Originalement intitulé The Sense of an Ending, la traduction française de ce titre a une allure particulière avec, en plein cœur, cette énigmatique virgule. Cette ponctuation qu’on peut trouver douteuse est sûrement le seul défaut de cette majestueuse traduction par Jean-Pierre Aoustin chez Mercure de France. Récipiendaire du Man Booker Prize en 2011 pour cet opus, le Britannique, fort d’une œuvre saluée plus souvent qu’autrement par la critique, signe ici un roman où la finesse de l’écriture et la subtilité narrative bercent le lecteur entre divertissement et questionnement.

Anthony Webster se raconte. Sexagénaire nouvellement retraité, il revient sur sa dernière année au lycée et sur la vie pitoyable qui s’ensuivit. À l’époque il était jeune et naïf, le temps lui appartenant, mais au fil des ans les échecs sont venus jalonner son existence; alors qu’amour et ambition se sont transformés en divorce et remords, ils ont laissé derrière eux un vieil homme amer se questionnant sur ses choix, à la merci des méandres de sa mémoire.
«La principale caractéristique du remords est qu’on n’y peut rien.»
Il revient particulièrement sur sa rencontre avec Adrian, jeune homme surdoué à l’avenir prometteur. De par son insolence tolérée dans une classe de lycée, Adrian se fait remarquer par Tony et ses collègues lors des cours d’Histoire. S’ensuit une amitié naïve qu’on souhaite éternelle, mais qui s’éteindra rapidement lorsque la vie les attendra dans le détour. Les portes de Cambridge s’ouvrent toutes grandes pour Adrian, alors que Tony commence à fréquenter Veronica, cette fille, qui danse.
Un peu comme la vie de Tony dans son intégralité, cette relation n’ira nulle part, mais comme rien n’est simple, Veronica se retrouvera dans les bras du mystérieux Adrian, qui se trouve lui-même dans une situation précaire, fréquentant l’ex-copine de son meilleur ami. Un court épisode épistolaire entre Tony et Adrian tentera d’éclaircir la situation, épisode qui se terminera par le suicide inexpliqué d’Adrian, alors âgé de 22 ans.
«Combien de fois racontons-nous notre propre histoire? Combien de fois ajustons-nous, embellissons-nous, coupons-nous en douce ici ou là? Et plus on avance en âge, plus rares sont ceux qui peuvent contester notre version, nous rappeler que cette vie n’est pas notre vie, mais l’histoire que nous avons racontée au sujet de notre vie. Racontée aux autres, mais – surtout – à nous même.»
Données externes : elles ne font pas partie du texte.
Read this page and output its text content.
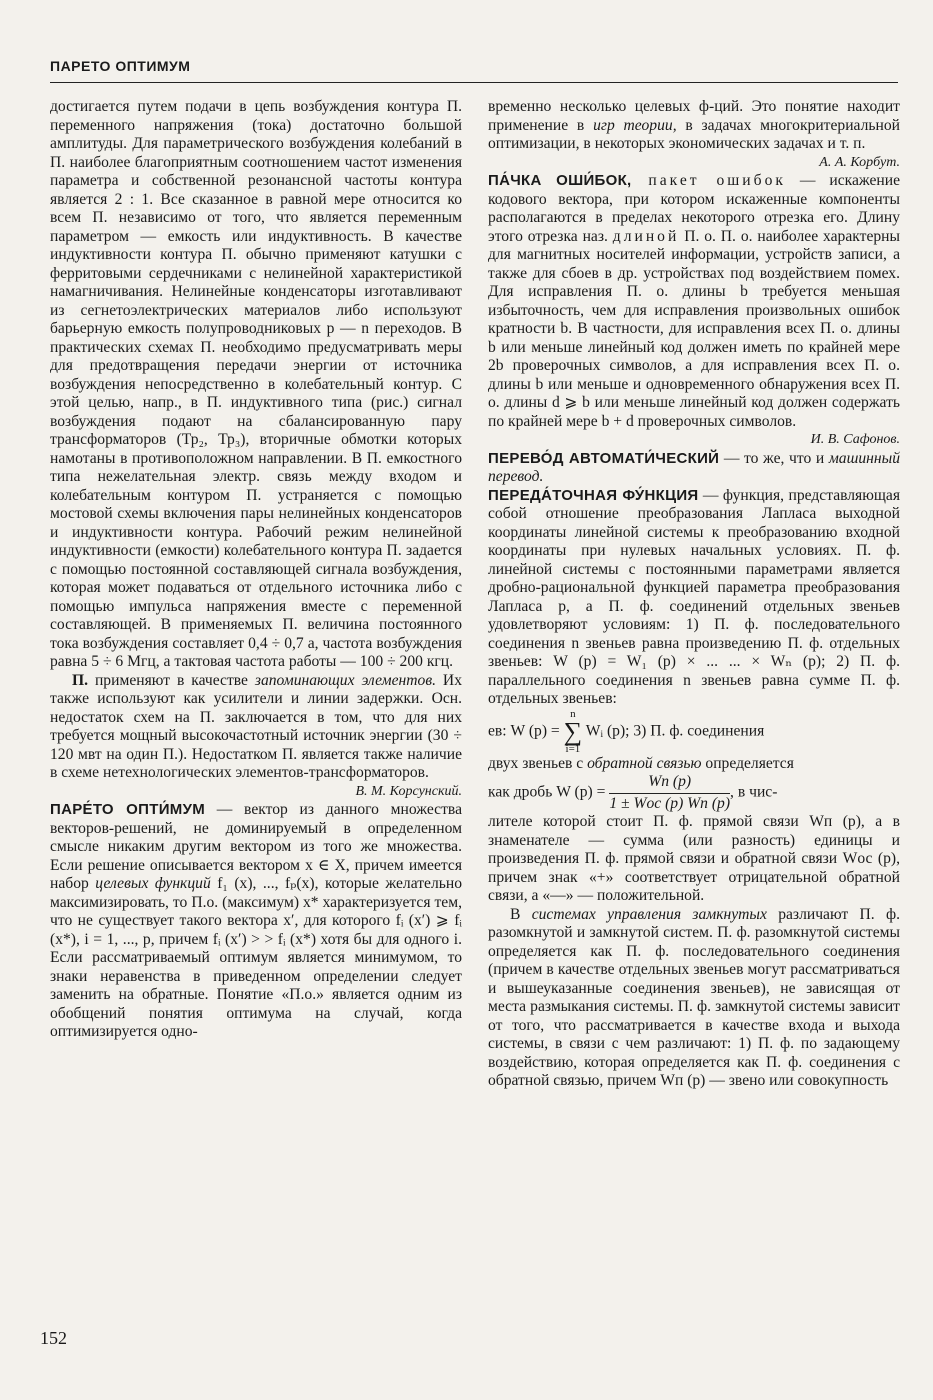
ПАРЕТО ОПТИМУМ

достигается путем подачи в цепь возбуждения контура П. переменного напряжения (тока) достаточно большой амплитуды. Для параметрического возбуждения колебаний в П. наиболее благоприятным соотношением частот изменения параметра и собственной резонансной частоты контура является 2 : 1. Все сказанное в равной мере относится ко всем П. независимо от того, что является переменным параметром — емкость или индуктивность. В качестве индуктивности контура П. обычно применяют катушки с ферритовыми сердечниками с нелинейной характеристикой намагничивания. Нелинейные конденсаторы изготавливают из сегнетоэлектрических материалов либо используют барьерную емкость полупроводниковых p — n переходов. В практических схемах П. необходимо предусматривать меры для предотвращения передачи энергии от источника возбуждения непосредственно в колебательный контур. С этой целью, напр., в П. индуктивного типа (рис.) сигнал возбуждения подают на сбалансированную пару трансформаторов (Тр₂, Тр₃), вторичные обмотки которых намотаны в противоположном направлении. В П. емкостного типа нежелательная электр. связь между входом и колебательным контуром П. устраняется с помощью мостовой схемы включения пары нелинейных конденсаторов и индуктивности контура. Рабочий режим нелинейной индуктивности (емкости) колебательного контура П. задается с помощью постоянной составляющей сигнала возбуждения, которая может подаваться от отдельного источника либо с помощью импульса напряжения вместе с переменной составляющей. В применяемых П. величина постоянного тока возбуждения составляет 0,4 ÷ 0,7 а, частота возбуждения равна 5 ÷ 6 Мгц, а тактовая частота работы — 100 ÷ 200 кгц.

П. применяют в качестве запоминающих элементов. Их также используют как усилители и линии задержки. Осн. недостаток схем на П. заключается в том, что для них требуется мощный высокочастотный источник энергии (30 ÷ 120 мвт на один П.). Недостатком П. является также наличие в схеме нетехнологических элементов-трансформаторов.

В. М. Корсунский.

ПАРЕ́ТО ОПТИ́МУМ — вектор из данного множества векторов-решений, не доминируемый в определенном смысле никаким другим вектором из того же множества. Если решение описывается вектором x ∈ X, причем имеется набор целевых функций f₁ (x), ..., fₚ(x), которые желательно максимизировать, то П.о. (максимум) x* характеризуется тем, что не существует такого вектора x′, для которого fᵢ (x′) ⩾ fᵢ (x*), i = 1, ..., p, причем fᵢ (x′) > > fᵢ (x*) хотя бы для одного i. Если рассматриваемый оптимум является минимумом, то знаки неравенства в приведенном определении следует заменить на обратные. Понятие «П.о.» является одним из обобщений понятия оптимума на случай, когда оптимизируется одно-

временно несколько целевых ф-ций. Это понятие находит применение в игр теории, в задачах многокритериальной оптимизации, в некоторых экономических задачах и т. п.

А. А. Корбут.

ПА́ЧКА ОШИ́БОК, пакет ошибок — искажение кодового вектора, при котором искаженные компоненты располагаются в пределах некоторого отрезка его. Длину этого отрезка наз. длиной П. о. П. о. наиболее характерны для магнитных носителей информации, устройств записи, а также для сбоев в др. устройствах под воздействием помех. Для исправления П. о. длины b требуется меньшая избыточность, чем для исправления произвольных ошибок кратности b. В частности, для исправления всех П. о. длины b или меньше линейный код должен иметь по крайней мере 2b проверочных символов, а для исправления всех П. о. длины b или меньше и одновременного обнаружения всех П. о. длины d ⩾ b или меньше линейный код должен содержать по крайней мере b + d проверочных символов.

И. В. Сафонов.

ПЕРЕВО́Д АВТОМАТИ́ЧЕСКИЙ — то же, что и машинный перевод.

ПЕРЕДА́ТОЧНАЯ ФУ́НКЦИЯ — функция, представляющая собой отношение преобразования Лапласа выходной координаты линейной системы к преобразованию входной координаты при нулевых начальных условиях. П. ф. линейной системы с постоянными параметрами является дробно-рациональной функцией параметра преобразования Лапласа p, а П. ф. соединений отдельных звеньев удовлетворяют условиям: 1) П. ф. последовательного соединения n звеньев равна произведению П. ф. отдельных звеньев: W (p) = W₁ (p) × ... ... × Wₙ (p); 2) П. ф. параллельного соединения n звеньев равна сумме П. ф. отдельных звеньев:

ев: W (p) = n
∑
i=1 Wᵢ (p); 3) П. ф. соединения

двух звеньев с обратной связью определяется

как дробь W $(p) = \frac{Wп (p)}{\text{1 ± Wос (p) Wп (p)}}$ , в чис-

лителе которой стоит П. ф. прямой связи Wп (p), а в знаменателе — сумма (или разность) единицы и произведения П. ф. прямой связи и обратной связи Wос (p), причем знак «+» соответствует отрицательной обратной связи, а «—» — положительной.

В системах управления замкнутых различают П. ф. разомкнутой и замкнутой систем. П. ф. разомкнутой системы определяется как П. ф. последовательного соединения (причем в качестве отдельных звеньев могут рассматриваться и вышеуказанные соединения звеньев), не зависящая от места размыкания системы. П. ф. замкнутой системы зависит от того, что рассматривается в качестве входа и выхода системы, в связи с чем различают: 1) П. ф. по задающему воздействию, которая определяется как П. ф. соединения с обратной связью, причем Wп (p) — звено или совокупность

152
Anthony verra sa version des faits totalement bouleversée par un journal intime qu’on lui léguera. C’est donc 40 ans plus tard qu’il se voit obligé de revenir sur les évènements. Il tente alors de colmater les brèches de sa propre mémoire avec des confidences qui font ressurgir sa culpabilité dans toute cette affaire. Les années ont passé, le temps s’est écoulé et a façonné ses souvenirs, son histoire et son rôle dans cette suite scabreuse d’épisodes qui ont mené à mort d’homme. Le voile se lève tranquillement et, pourtant, les zones d’ombres sont encore trop nombreuses tant pour le personnage que pour le lecteur, et la vérité semble encore nous filer entre les doigts.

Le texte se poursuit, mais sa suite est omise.